For that reason we’ll make use of Cluster Monitoring as much as possible.

To be able to change the existing alerting rules we bring our own set of rules based on the cluster-monitoring-operator (which in turn is based on kube-prometheus). These rules we can change and adapt to our liking with Jsonnet. The current rules are ignored by creating silences in AlertManager.

cluster monitoring

Implementation Details

Commodore component-openshift4-monitoring implements all the alert rules. This component pulls the rules from all OpenShift repos which define any. All these rule names are then prefixed with SYN_ and have a syn=true label to avoid naming collisions. The AlertManager silence can select rules based on this label (or rather the non-existence of it): syn="",alertname=~".+".

To automate this, there is a CronJob in place that periodically extends the AlertManager silences.

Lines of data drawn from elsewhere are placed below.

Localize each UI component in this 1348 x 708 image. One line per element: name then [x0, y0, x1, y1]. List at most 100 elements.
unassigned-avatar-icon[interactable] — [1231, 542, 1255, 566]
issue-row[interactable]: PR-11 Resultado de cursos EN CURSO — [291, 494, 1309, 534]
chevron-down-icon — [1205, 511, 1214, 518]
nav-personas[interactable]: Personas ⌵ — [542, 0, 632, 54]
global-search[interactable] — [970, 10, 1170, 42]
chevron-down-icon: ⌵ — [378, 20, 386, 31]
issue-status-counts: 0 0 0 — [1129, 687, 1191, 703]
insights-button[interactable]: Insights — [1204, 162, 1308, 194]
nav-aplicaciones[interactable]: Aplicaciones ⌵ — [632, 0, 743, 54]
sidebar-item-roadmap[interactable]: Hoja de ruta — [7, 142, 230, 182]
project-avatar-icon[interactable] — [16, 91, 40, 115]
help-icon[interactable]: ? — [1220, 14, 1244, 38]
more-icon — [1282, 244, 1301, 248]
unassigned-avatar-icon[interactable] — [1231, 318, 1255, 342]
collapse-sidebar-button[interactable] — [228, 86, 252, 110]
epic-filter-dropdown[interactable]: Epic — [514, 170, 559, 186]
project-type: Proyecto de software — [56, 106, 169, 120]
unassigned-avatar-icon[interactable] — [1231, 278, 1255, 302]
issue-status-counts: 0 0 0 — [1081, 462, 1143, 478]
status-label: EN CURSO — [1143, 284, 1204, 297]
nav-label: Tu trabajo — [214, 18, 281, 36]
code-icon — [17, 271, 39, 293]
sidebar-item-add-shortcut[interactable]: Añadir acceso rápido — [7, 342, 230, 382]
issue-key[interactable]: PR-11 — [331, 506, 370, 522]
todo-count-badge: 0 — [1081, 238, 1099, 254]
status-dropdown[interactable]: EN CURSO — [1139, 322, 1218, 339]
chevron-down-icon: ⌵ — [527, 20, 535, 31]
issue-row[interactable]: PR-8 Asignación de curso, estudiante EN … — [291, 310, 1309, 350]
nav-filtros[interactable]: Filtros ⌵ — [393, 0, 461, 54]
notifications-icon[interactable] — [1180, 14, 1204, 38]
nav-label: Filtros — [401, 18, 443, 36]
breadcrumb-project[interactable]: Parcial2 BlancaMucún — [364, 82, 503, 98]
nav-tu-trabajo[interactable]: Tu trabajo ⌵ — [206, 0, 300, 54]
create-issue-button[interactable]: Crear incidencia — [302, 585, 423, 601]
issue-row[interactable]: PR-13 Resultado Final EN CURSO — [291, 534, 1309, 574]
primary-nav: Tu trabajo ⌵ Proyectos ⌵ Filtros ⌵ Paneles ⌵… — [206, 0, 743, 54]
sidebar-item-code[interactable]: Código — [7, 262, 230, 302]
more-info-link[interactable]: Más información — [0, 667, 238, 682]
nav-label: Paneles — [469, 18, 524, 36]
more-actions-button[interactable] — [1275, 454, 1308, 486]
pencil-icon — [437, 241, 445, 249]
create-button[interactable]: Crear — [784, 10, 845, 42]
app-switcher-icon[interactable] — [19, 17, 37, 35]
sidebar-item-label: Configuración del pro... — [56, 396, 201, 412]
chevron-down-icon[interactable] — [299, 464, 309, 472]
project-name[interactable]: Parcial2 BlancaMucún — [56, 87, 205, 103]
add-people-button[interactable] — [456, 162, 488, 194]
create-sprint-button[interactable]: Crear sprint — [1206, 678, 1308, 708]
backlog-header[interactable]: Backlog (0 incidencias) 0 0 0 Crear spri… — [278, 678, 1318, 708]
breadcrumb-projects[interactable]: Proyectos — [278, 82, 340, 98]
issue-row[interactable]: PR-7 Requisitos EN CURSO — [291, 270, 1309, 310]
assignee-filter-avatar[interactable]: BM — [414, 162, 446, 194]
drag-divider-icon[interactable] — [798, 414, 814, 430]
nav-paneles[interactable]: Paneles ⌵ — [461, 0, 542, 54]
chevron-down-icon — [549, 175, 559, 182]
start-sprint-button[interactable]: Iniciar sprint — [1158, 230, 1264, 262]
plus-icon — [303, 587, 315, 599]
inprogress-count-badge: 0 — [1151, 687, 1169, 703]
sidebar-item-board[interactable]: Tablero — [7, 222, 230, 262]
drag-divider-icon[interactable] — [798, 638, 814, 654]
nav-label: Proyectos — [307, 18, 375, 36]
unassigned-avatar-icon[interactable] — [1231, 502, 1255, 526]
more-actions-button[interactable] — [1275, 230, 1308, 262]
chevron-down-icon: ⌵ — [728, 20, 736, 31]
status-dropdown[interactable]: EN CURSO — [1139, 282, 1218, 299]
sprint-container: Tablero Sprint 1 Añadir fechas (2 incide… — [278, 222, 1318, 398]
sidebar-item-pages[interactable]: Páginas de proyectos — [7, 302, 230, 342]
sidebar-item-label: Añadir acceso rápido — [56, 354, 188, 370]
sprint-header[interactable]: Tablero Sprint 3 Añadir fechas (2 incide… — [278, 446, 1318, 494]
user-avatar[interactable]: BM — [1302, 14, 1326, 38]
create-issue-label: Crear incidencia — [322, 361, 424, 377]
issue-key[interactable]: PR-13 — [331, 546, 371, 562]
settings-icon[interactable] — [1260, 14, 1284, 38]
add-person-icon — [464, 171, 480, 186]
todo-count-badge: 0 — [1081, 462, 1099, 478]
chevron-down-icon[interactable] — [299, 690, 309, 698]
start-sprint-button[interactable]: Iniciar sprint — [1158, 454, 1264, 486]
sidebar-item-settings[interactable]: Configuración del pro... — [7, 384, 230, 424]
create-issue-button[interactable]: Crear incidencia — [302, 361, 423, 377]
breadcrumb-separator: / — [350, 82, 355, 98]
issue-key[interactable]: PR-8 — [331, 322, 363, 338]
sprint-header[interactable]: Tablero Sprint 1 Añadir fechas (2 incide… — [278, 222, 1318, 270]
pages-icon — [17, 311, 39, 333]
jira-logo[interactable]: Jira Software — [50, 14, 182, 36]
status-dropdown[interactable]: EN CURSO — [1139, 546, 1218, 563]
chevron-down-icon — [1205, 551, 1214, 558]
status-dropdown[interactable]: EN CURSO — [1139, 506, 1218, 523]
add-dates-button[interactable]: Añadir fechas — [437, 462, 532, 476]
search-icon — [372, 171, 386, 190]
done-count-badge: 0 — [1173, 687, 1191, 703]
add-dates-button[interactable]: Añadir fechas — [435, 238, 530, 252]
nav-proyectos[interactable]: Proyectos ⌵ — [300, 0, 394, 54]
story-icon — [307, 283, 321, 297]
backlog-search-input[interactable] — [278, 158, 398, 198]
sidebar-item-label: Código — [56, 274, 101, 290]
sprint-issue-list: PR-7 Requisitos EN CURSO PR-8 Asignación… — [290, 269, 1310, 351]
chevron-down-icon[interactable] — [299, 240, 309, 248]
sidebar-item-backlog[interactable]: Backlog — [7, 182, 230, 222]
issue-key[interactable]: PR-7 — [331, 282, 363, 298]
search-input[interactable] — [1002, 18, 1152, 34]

Silenced alerts are hidden in the OpenShift console by default, but users can easily display them again.

Risks and Mitigations

The OpenShift documentation explicitly states that adding new rules isn’t supported. In our experience (mainly on OpenShift 3.11) it’s not a problem though, as long as the names of the new rules don’t collide with existing ones.

Another risk is missing new rules which Red Hat introduces in a new release. By directly using the same rules as the cluster-monitoring-operator does we mitigate this risk to a large extent. Additionall, having an alert rule which triggers if new rules are discovered which aren’t yet par of our own setup ensures we’re notified about them.